AI Insight generated on Jun 9, 2026. Synthesized from this CVE's description and the cited reference URLs; citations are validated against the source bundle.
Affected products
1Patches
0No patches discovered yet.
Vulnerability mechanics
Root cause
"An integer underflow in FTS5 MATCH query processing leads to a heap buffer overflow."
Attack vector
Attackers can trigger this vulnerability by supplying a crafted database with malicious continuation page metadata.
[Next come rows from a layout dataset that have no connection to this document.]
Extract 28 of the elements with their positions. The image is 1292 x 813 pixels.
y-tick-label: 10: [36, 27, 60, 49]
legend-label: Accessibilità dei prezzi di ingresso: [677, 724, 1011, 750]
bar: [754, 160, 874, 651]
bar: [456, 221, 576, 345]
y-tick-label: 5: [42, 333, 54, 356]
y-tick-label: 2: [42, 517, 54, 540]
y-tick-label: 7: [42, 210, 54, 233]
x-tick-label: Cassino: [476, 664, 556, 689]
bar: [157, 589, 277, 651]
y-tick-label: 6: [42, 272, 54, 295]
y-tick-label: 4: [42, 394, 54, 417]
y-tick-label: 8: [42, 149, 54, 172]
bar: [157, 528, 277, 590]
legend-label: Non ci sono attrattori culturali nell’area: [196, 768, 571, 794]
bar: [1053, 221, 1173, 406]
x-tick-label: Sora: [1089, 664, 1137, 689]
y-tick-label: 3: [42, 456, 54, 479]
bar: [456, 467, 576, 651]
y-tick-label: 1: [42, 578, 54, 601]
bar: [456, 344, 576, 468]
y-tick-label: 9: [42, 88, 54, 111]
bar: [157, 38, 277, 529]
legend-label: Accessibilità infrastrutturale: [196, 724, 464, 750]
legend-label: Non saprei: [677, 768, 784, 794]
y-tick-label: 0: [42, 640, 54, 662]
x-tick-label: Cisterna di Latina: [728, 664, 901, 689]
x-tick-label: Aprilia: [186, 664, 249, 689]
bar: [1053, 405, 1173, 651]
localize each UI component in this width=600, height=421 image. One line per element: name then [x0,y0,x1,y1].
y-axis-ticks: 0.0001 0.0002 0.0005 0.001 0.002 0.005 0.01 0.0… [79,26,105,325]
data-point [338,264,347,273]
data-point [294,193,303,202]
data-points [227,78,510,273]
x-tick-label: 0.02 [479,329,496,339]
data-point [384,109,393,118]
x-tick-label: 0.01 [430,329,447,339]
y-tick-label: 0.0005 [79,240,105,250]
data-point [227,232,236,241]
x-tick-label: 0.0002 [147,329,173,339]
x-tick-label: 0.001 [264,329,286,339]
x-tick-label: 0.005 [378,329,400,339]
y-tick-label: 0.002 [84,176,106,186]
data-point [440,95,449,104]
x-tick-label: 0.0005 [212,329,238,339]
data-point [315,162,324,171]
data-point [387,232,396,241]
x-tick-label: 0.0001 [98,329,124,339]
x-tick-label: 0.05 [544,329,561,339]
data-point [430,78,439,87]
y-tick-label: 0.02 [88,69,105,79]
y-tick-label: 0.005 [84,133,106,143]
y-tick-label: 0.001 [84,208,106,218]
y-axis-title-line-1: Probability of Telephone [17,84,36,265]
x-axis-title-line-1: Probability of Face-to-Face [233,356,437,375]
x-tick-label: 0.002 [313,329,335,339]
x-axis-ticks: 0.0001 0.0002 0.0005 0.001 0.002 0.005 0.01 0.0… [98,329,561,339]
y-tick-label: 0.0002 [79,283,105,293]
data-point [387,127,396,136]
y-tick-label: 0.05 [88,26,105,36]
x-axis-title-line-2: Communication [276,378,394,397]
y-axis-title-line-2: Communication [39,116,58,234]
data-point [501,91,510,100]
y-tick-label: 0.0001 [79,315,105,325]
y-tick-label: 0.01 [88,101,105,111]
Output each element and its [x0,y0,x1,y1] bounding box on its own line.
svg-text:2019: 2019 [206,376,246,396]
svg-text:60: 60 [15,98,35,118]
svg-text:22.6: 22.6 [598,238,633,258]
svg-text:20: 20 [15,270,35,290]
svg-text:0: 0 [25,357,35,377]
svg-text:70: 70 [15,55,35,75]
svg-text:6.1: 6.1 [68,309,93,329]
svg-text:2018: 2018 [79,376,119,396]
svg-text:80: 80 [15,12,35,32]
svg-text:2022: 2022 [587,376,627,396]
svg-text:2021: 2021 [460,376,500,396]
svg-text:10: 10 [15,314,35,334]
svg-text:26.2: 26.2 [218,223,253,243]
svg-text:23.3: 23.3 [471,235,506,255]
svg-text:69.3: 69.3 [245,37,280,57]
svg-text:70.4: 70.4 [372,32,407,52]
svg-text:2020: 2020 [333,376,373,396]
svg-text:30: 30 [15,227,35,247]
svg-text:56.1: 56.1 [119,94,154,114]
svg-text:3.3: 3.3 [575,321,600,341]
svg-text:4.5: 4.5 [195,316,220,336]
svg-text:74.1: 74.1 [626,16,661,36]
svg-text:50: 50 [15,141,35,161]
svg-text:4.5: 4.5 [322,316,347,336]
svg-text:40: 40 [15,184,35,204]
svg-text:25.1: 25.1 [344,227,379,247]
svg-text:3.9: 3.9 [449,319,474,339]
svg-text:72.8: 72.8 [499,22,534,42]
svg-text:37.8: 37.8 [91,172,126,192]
Specifically, specifying a `szLeaf` value smaller than 4 causes an integer underflow in `fts5ChunkIterate()`. This leads to an inflated remaining byte count during FTS5 MATCH query processing, resulting in a heap buffer overflow of attacker-controlled data [ref_id=1].
Affected code
The vulnerability resides in the FTS5 full-text search extension, specifically within the `fts5ChunkIterate()` function in `ext/fts5/fts5_index.c` [ref_id=1, ref_id=2]. The fix involves changes to this file and the addition of a new test case, `fts5corruptA.test`.
What the fix does
The patch addresses a potential buffer overwrite within the FTS5 extension when processing corrupt records [ref_id=1, ref_id=2]. The fix is implemented in `ext/fts5/fts5_index.c` and aims to prevent the overflow by correctly handling the metadata associated with continuation pages during FTS5 MATCH query processing.
Preconditions
- inputThe application must be compiled with SQLITE_ENABLE_FTS5.
- inputThe attacker must be able to supply a crafted database file with malicious continuation page metadata.
Generated on Jun 9, 2026. Inputs: CWE entries + fix-commit diffs from this CVE's patches. Citations validated against bundle.
References
4News mentions
0No linked articles in our index yet.